I- No processo laboral continuar a reputar-se actuante o principio da justiça completa ou material. Verifica-se, pois, uma menor força do dispositivo (vg: desde logo, pela possibilidade da condenação “ultra petitum “ contemplada no artigo 74º do CPT, assim como por via de uma especialmente vigorosa procura da verdade material tal como bem se infere do disposto no artigo 72º do CPT).
II- O artigo 5º do actual CPC regula:
Ónus de alegação das partes e poderes de cognição do tribunal
1- Às partes cabe alegar os factos essenciais que constituem a causa de pedir e aqueles em que se baseiam as exceções invocadas.
2- Além dos factos articulados pelas partes, são ainda considerados pelo juiz:
a) Os factos instrumentais que resultem da instrução da causa;
b) Os factos que sejam complemento ou concretização dos que as partes hajam alegado e resultem da instrução da causa, desde que sobre eles tenham tido a possibilidade de se pronunciar;
c) Os factos notórios e aqueles de que o tribunal tem conhecimento por virtude do exercício das suas funções.

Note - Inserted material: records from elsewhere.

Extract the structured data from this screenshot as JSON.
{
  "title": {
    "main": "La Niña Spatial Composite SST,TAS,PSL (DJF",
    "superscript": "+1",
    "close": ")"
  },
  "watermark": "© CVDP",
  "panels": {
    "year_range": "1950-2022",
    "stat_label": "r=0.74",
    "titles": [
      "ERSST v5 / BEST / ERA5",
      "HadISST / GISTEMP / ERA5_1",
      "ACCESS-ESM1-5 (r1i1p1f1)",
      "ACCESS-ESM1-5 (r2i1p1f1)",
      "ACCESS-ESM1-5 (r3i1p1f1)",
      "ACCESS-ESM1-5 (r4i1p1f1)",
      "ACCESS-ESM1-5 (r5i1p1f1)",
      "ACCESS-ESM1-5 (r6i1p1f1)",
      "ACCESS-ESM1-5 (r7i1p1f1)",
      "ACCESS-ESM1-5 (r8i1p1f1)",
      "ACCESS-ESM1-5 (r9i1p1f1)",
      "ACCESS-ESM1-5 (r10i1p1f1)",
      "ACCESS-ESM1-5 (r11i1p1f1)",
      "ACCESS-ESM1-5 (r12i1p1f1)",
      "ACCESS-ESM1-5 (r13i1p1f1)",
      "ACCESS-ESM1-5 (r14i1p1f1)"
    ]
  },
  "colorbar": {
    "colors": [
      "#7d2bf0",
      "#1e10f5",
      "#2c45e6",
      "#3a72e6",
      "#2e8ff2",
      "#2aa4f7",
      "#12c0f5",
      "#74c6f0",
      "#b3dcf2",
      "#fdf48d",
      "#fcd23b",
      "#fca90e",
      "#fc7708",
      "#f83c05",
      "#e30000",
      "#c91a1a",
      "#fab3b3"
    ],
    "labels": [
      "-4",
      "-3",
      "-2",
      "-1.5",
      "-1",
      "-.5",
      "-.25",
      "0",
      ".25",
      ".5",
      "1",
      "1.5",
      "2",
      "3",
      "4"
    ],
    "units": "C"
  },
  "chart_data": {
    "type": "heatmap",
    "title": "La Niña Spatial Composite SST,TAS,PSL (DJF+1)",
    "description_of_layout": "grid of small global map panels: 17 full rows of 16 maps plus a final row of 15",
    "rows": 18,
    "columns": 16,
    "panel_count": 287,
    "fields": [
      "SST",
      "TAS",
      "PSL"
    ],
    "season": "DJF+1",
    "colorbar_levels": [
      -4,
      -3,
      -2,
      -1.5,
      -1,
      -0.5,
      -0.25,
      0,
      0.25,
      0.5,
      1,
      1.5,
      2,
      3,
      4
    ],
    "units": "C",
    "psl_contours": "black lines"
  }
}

3- O juiz não está sujeito às alegações das partes no tocante à indagação, interpretação e aplicação das regras de direito.
Esta norma corresponde ao anterior artigo 264º de acordo com o qual:
1. Às partes cabe alegar os factos que integram a causa de pedir e aqueles em que se baseiam as exceções
2. O juiz só pode fundar a decisão nos factos alegados pelas partes, sem prejuízo do disposto nos artigos 514º e 665º e da consideração, mesmo oficiosa, dos factos instrumentais que resultem da instrução e discussão da causa.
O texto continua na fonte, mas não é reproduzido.